Monique Rainford
A pregnancy lasts for about 40 weeks of a woman's life. For most of us, being in any particular situation for almost an entire year is a significant length of time I sometimes minimise some of my patients' concerns about their skin conditions, such as acne in pregnancy, if you are prone to certain skin conditions in pregnancy, a year is a long time not to look like yourself. I would still recommend delaying treatment for certain skin problems but understanding some of these problems may relieve some of the anxiety when not only your body changes but your skin and face.
Women may already have skin diseases (dermatoses) that can be affected by pregnancy; they may also develop new dermatoses solely because of pregnancy or they may have skin changes associated with the hormones of pregnancy.
Stretch marks
My patients are most often concerned about stretch marks in pregnancy (striae gravidarum). These occur mostly on the belly (abdomen) but also on breasts, buttocks, hips or thighs. Younger women, heavier women, women who gain more weight in pregnancy, and women with larger babies tend to get stretch marks more often.

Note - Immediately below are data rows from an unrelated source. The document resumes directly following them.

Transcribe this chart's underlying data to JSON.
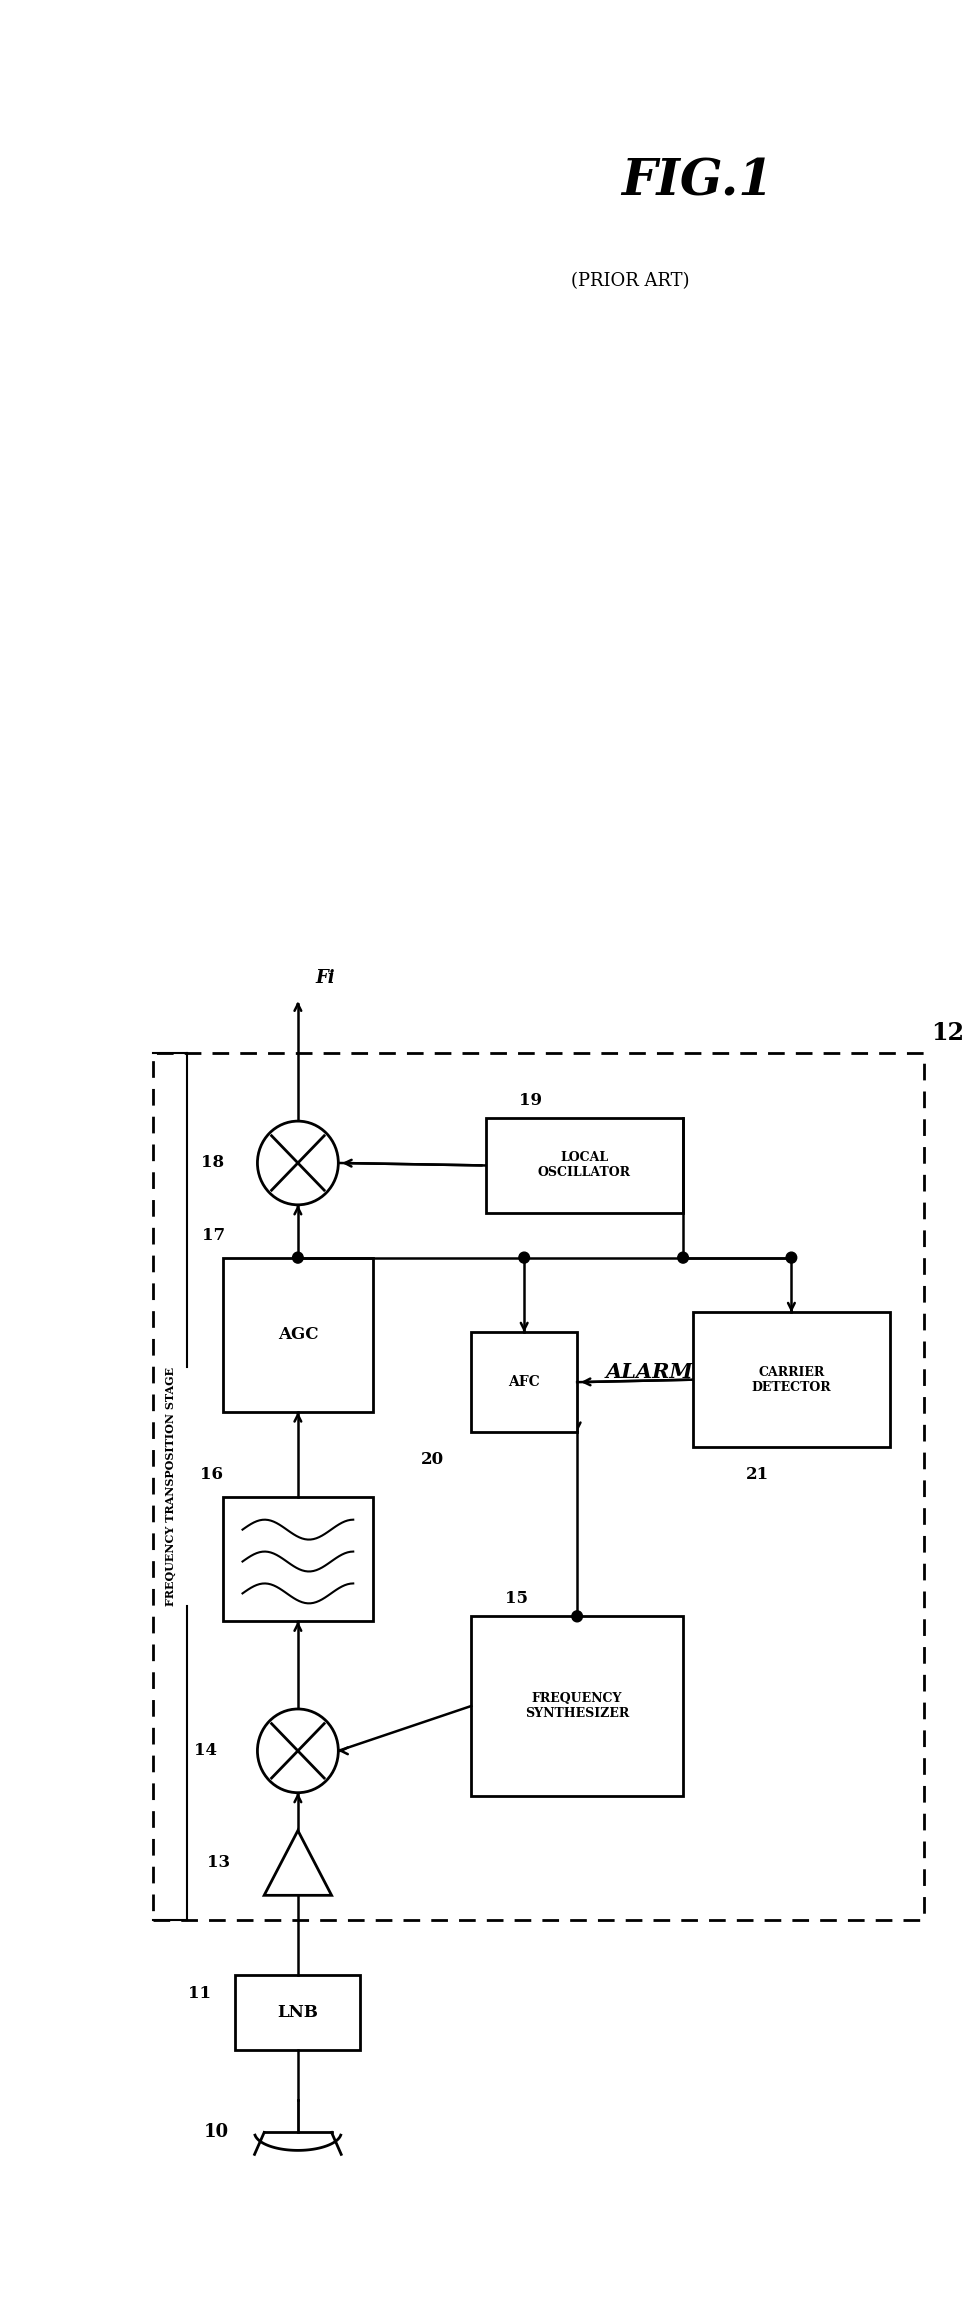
{
  "title": "FIG.1",
  "fig_label": "(PRIOR ART)",
  "ref_12": "12",
  "bg_color": "#ffffff",
  "line_color": "#000000",
  "figsize": [
    9.7,
    23.08
  ],
  "dpi": 100,
  "xlim": [
    0,
    9.7
  ],
  "ylim": [
    0,
    23.08
  ],
  "components": {
    "lnb": {
      "label": "LNB",
      "ref": "11"
    },
    "amp": {
      "ref": "13"
    },
    "mixer1": {
      "ref": "14"
    },
    "synth": {
      "label": "FREQUENCY\nSYNTHESIZER",
      "ref": "15"
    },
    "filter": {
      "ref": "16"
    },
    "agc": {
      "label": "AGC",
      "ref": "17"
    },
    "mixer2": {
      "ref": "18"
    },
    "osc": {
      "label": "LOCAL\nOSCILLATOR",
      "ref": "19"
    },
    "afc": {
      "label": "AFC",
      "ref": "20"
    },
    "carrier": {
      "label": "CARRIER\nDETECTOR",
      "ref": "21"
    },
    "alarm": {
      "label": "ALARM"
    }
  },
  "freq_trans_label": "FREQUENCY TRANSPOSITION STAGE",
  "fi_label": "Fi",
  "ref_10": "10"
}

Genetics also play a role in the development of stretch marks. Unfortunately, none of the lotions, creams or oils such as cocoa butter, olive oil or vitamin E cream usually recommended for stretch marks has been proven to work. Laser therapy is an effective treatment for stretch marks for women with certain skin types.
Darkening of skin
Most women experience hyperpigmentation or darkening of skin during pregnancy. It is more obvious in women with darker complexion and is especially noticeable in areas such as the underarm, genital area and the area around the nipples (areolae). The linea nigra is the darkened line (linea alba) in the middle of the abdomen.
Chloasma or melasma (the mask of pregnancy) occurs when there is darkening of the skin on the face. The condition worsens with exposure to sunlight and other ultraviolet light and, therefore, not only should exposure be avoided but sunscreen is recommended. Most of the times, skin changes resolve without treatment, however, if the problem persists, certain topical medication can be prescribed.
Eczema and acne
Eczema is the most common dermatosis of pregnancy and is usually worse with pregnancy but may improve. Black and Asian women as well as women who smoke are at higher risk of having eczema. It can be treated with moisturisers and topical steroids. Antihistamines can also be used to alleviate the itching.
Similarly, acne may worsen, improve or even develop for the first time in pregnancy. Some types of acne may be treated with topical medications such as benzoyl peroxide or topical antibiotics such as clindamycin or erythromycin. Topical tretinoin sold locally as Retin-A is not recommended in pregnancy. When taken by mouth, isotretinoin, sold as roaccutane, can cause birth defects in the baby.
There are a number of skin dermatoses unique to pregnancy. Many of them involve red rashes with eruptions of various shapes on the skin. Some of them are associated with itching. The most common is called PUPPP (pruritic urticarial papules and plaques of pregnancy) the appearance may be disturbing, it is not harmful to mother or baby and usually disappears by two weeks after delivery.
There are some less common conditions associated with rashes and/or severe itching that may cause risks to the baby so a woman should alert her doctor if she has any symptoms. Like for eczema, the treatment for most of these skin dermatoses of pregnancy consists of antihistamines and topical and sometimes oral steroids.